Rick looked at his friend.
“Dude.”
“Okay.”
Danny started the car, put it in gear, and began to drive.
Rick was feeling a lot better now. He sat back, scrunched down in his seat a bit, and folded his hands over his early-stage potbelly. He stared at the dark road, deciding it no longer looked like the unfurled tongue of some great, unknowab
le beast. What kind of lunatic notion was that, anyway? That was the kind of thing crazy people thought, the kind of radioactive rumination that would leak through the cracks of a diseased mind. He pictured a legion of Day-Glo miniature skeletons scuttling through the crooks and eddies of his gray matter, planting seeds of insanity, and shuddered. It was padded room thinking. Straitjacket insight. Any rational person could see the black stretch of backwoods highway looked much more like the back of some monstrous hell snake. The asphalt did sort of remind him of scales more than concrete.
Ride the snake...
Rick shuddered again.
“I sort of want to hear The Doors.”
Danny shrugged. “No Doors on the Zune.” The musical portion of the evening’s entertainment was courtesy of Danny’s Zune. The MP3 player was connected to an adapter in the Chevelle’s tape deck, and contained nearly 80 GB of Danny Spillane’s favorite tunage. Everything worth hearing was on the goddamn thing. Motorhead, the Ramones, AC/DC. The Who, the Stones, Led Zeppelin. The Sex Pistols, Deep Purple, and Frank Sinatra. Bob Marley and Frank Zappa. The Pixies and Big Black. A shitload of Johnny Cash. Danny’s taste was pretty damn eclectic.
So...
“I can’t believe you don’t have any Doors on the fucking Zune.”

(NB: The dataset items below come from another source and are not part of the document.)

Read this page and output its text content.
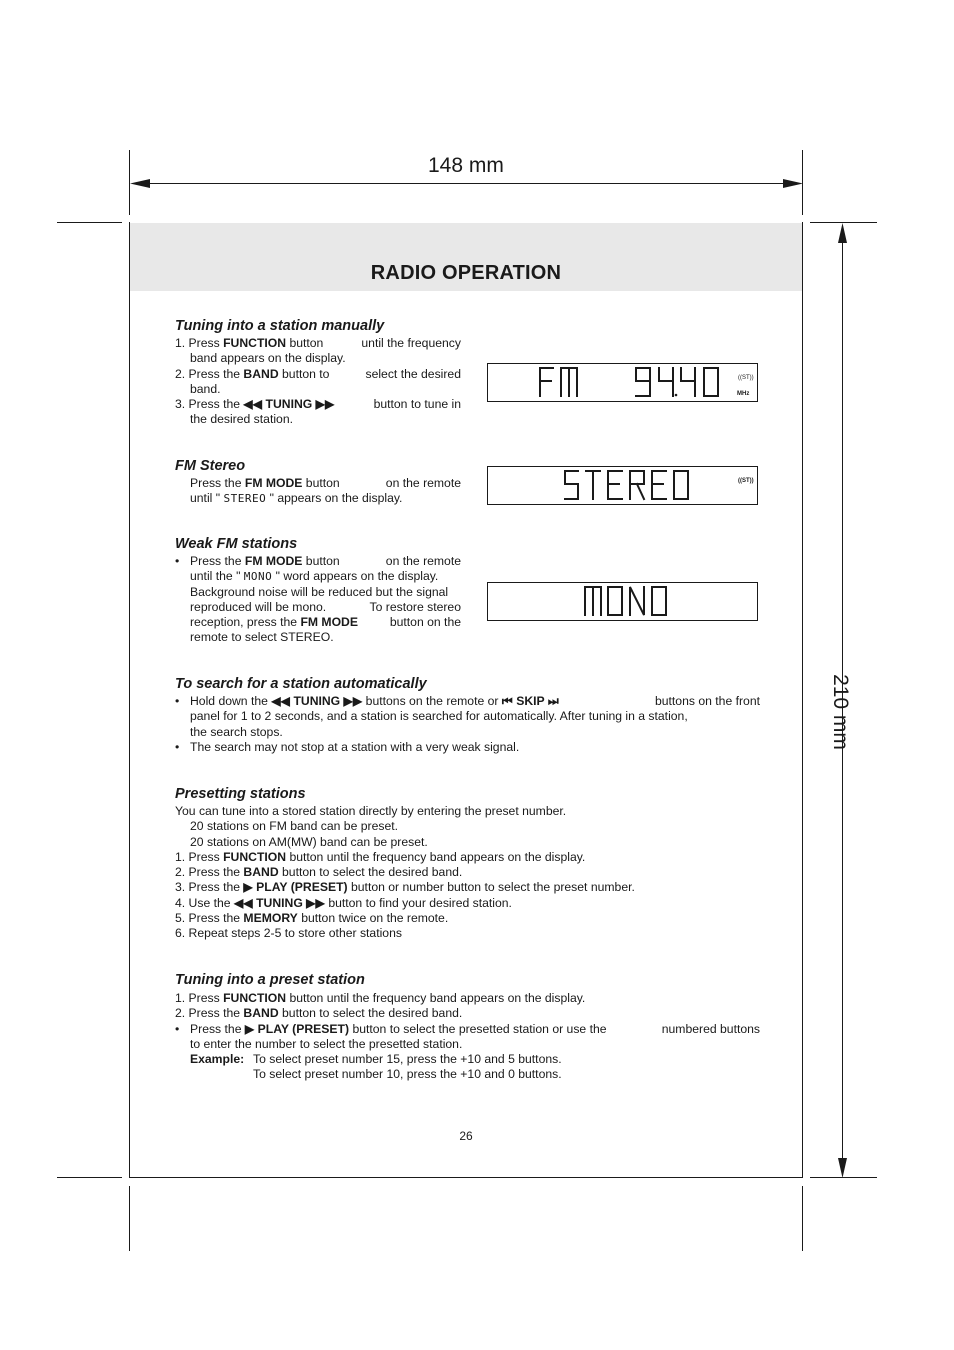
148 mm
210 mm
RADIO OPERATION
Tuning into a station manually
1. Press FUNCTION button	until the frequency
band appears on the display.
2. Press the BAND button to	select the desired
band.
3. Press the ◀◀ TUNING ▶▶	button to tune in
the desired station.
((ST))
MHz
FM Stereo
Press the FM MODE button	on the remote
until " STEREO " appears on the display.
((ST))
Weak FM stations
• Press the FM MODE button	on the remote
until the " MONO " word appears on the display.
Background noise will be reduced but the signal
reproduced will be mono.	To restore stereo
reception, press the FM MODE	button on the
remote to select STEREO.
To search for a station automatically
• Hold down the ◀◀ TUNING ▶▶ buttons on the remote or ⏮ SKIP ⏭	buttons on the front
panel for 1 to 2 seconds, and a station is searched for automatically. After tuning in a station,
the search stops.
• The search may not stop at a station with a very weak signal.
Presetting stations
You can tune into a stored station directly by entering the preset number.
20 stations on FM band can be preset.
20 stations on AM(MW) band can be preset.
1. Press FUNCTION button until the frequency band appears on the display.
2. Press the BAND button to select the desired band.
3. Press the ▶ PLAY (PRESET) button or number button to select the preset number.
4. Use the ◀◀ TUNING ▶▶ button to find your desired station.
5. Press the MEMORY button twice on the remote.
6. Repeat steps 2-5 to store other stations
Tuning into a preset station
1. Press FUNCTION button until the frequency band appears on the display.
2. Press the BAND button to select the desired band.
• Press the ▶ PLAY (PRESET) button to select the presetted station or use the	numbered buttons
to enter the number to select the presetted station.
Example: To select preset number 15, press the +10 and 5 buttons.
To select preset number 10, press the +10 and 0 buttons.
26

“Well, I don’t have any Doors on the fucking Zune.”
Rick shook his head. “Fuck.”
A moment passed. The only sounds were the hiss of tires on asphalt and the clamor of conflicting weird impulses and theories in his head. Decidedly non-mainstream notions about the first moon landing and the assassinations of Marilyn Monroe and Paul Wellstone. Except that these didn’t produce actual audible sounds. Or did they? Hold on now. Wait. Nope. That was all in his head. Jesus, that was freaky. He thought maybe he should snort some more coke. No. He wanted to get mellow again.